Energy Bites (makes 50 servings)

  • Ingredients:
    • 1 cup oats, gluten free
    • 2/3 cup coconut, unsweetened
    • 1⁄4 cup maple syrup
    • 1/8 cup agave
    • 1/8 cup cocoa powder
    • 1 teaspoon vanilla
  • Directions:
    • Mix all ingredients in a bowl and then form into balls and refrigerate.

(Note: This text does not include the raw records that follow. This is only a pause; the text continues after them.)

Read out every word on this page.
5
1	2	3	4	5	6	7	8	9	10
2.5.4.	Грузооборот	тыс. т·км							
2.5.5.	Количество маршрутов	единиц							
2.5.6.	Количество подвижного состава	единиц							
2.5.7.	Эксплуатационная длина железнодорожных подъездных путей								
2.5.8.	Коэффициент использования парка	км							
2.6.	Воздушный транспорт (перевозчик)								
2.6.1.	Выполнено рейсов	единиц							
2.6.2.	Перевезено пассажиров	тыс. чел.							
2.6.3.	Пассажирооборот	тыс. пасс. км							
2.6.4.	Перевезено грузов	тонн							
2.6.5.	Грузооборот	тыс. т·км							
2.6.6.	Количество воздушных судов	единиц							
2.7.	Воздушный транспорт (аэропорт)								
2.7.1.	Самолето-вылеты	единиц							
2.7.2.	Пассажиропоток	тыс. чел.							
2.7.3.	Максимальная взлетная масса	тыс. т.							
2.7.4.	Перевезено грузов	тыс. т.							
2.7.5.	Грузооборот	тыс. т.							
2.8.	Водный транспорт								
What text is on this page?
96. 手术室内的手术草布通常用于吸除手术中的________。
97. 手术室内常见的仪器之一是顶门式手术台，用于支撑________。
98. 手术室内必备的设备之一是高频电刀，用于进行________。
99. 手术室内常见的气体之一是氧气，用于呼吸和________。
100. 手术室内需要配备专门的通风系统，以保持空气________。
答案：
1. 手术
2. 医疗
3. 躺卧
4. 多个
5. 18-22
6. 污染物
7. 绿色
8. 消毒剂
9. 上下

You can also freeze these to enjoy.

Potachos (Potato Nachos) (makes 2 servings)

  • Ingredients:
    • 4 medium potatoes, thinly sliced
    • 1 teaspoon garlic powder
    • 1 teaspoon sweet/smoked paprika
    • 1 cup cherry tomatoes, small quartered
    • 1⁄2 red onion, small diced
    • 1⁄2 jalapeno, small diced
    • Juice of 1⁄2 lemon
    • 2 handfuls fresh cilantro, chopped
    • 3 tablespoons sweet corn
    • 1⁄2 avocado, diced
    • 1 cup black beans, drained and rinsed
    • 1⁄2 cup of cheese (optional) ** If vegan or lactose intolerant, you can 1 tablespoon nutritional yeast
  • Directions:
    • Preheat the oven to 350 degrees. Line a baking sheet with parchment paper. In a small bowl, mix in the nutritional yeast, garlic, and paprika.
    • In another bowl place the potato slices in the bowl and then lightly sprinkle the potatoes with the spice mix, making sure that each potato is covered. Place the potato slices on a parchment-lined baking sheet (make sure that they are not overlapping) and bake for 30 to 45 minutes or until golden brown.
    • In a medium-sized bowl, add in the tomatoes, onions, jalapenos, lemon juice, and a handful of the chopped cilantro and combine to make a salsa.
    • For the other ingredients, place them in small bowls or containers for topping the potatoes and serve.